Starting 19:30
On: 13th September
At: Sandgate Room, Penrith Methodist Church, Wordsworth Street, Penrith. CA11 7QY
Prof. Danielle Schreve. “Wolves and wildcats: mammalian response to abrupt climate change at the end of the last Ice Age”
The rapid climatic fluctuations of the Last Glacial-Interglacial transition produced a major re-ordering of the mammalian faunas of northwestern Europe, resulting in groupings of animals that are frequently referred to as ‘disharmonious’, by comparison to their present day ranges. Using new evidence from British cave sequences, the presentation will examine the capacity of mammalian taxa to withstand abrupt climate change at the end of the last Ice Age and will discuss the implications for refugial areas, extinctions and early human occupation.

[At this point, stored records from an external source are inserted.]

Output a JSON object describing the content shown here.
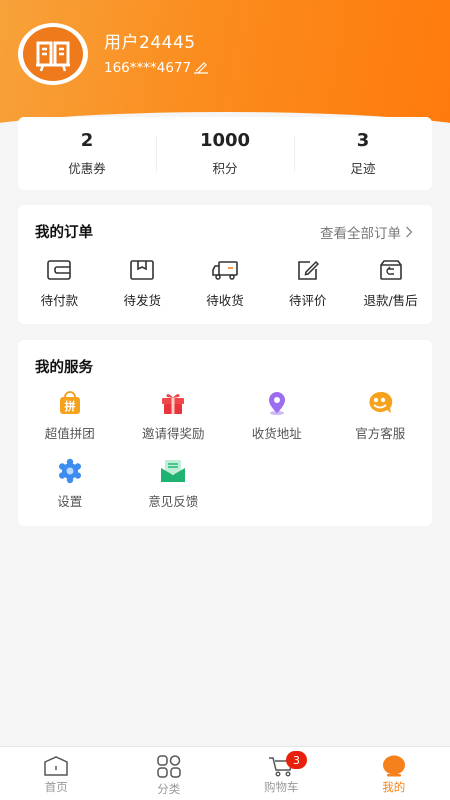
{
  "profile": {
    "username": "用户24445",
    "phone": "166****4677",
    "avatar_icon": "shop-logo-icon"
  },
  "stats": [
    {
      "value": "2",
      "label": "优惠券"
    },
    {
      "value": "1000",
      "label": "积分"
    },
    {
      "value": "3",
      "label": "足迹"
    }
  ],
  "orders": {
    "title": "我的订单",
    "view_all": "查看全部订单",
    "items": [
      {
        "label": "待付款",
        "icon": "wallet-icon"
      },
      {
        "label": "待发货",
        "icon": "package-icon"
      },
      {
        "label": "待收货",
        "icon": "truck-icon"
      },
      {
        "label": "待评价",
        "icon": "edit-review-icon"
      },
      {
        "label": "退款/售后",
        "icon": "refund-icon"
      }
    ]
  },
  "services": {
    "title": "我的服务",
    "items": [
      {
        "label": "超值拼团",
        "icon": "group-buy-icon",
        "icon_text": "拼"
      },
      {
        "label": "邀请得奖励",
        "icon": "gift-icon"
      },
      {
        "label": "收货地址",
        "icon": "location-pin-icon"
      },
      {
        "label": "官方客服",
        "icon": "customer-service-icon"
      },
      {
        "label": "设置",
        "icon": "gear-icon"
      },
      {
        "label": "意见反馈",
        "icon": "feedback-mail-icon"
      }
    ]
  },
  "tabbar": {
    "items": [
      {
        "label": "首页",
        "icon": "home-icon"
      },
      {
        "label": "分类",
        "icon": "category-grid-icon"
      },
      {
        "label": "购物车",
        "icon": "cart-icon",
        "badge": "3"
      },
      {
        "label": "我的",
        "icon": "user-icon"
      }
    ],
    "active_index": 3
  },
  "colors": {
    "accent": "#f6811c",
    "badge": "#e8210e"
  }
}
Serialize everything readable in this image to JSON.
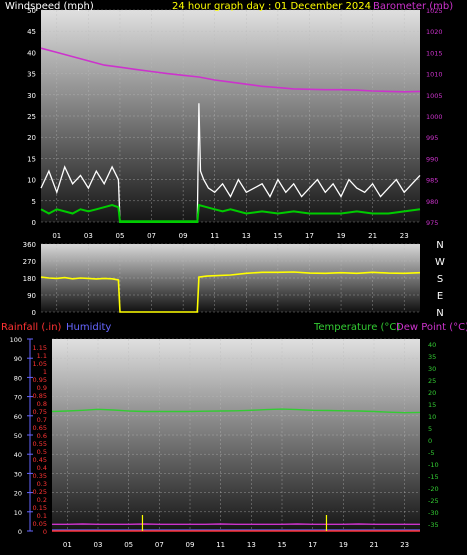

Professor Schreve’s biographical information
Professor Danielle Schreve (Director of the Centre for Quaternary Research at Royal Holloway University of London) is a vertebrate palaeontologist and specialist in Quaternary mammals. Her research (see http://bit.ly/2kzpHZO) combines biostratigraphy, evolutionary trends, palaeoecology, taphonomy and the interaction of past mammalian communities with early humans. As a Fellow of the Society of Antiquaries, former President of the Geologists’ Association and recent Vice-President of the Quaternary Research Association, she is a keen science communicator as well as an active fieldworker, currently leading investigations into a number of important new palaeontological sites in Britain.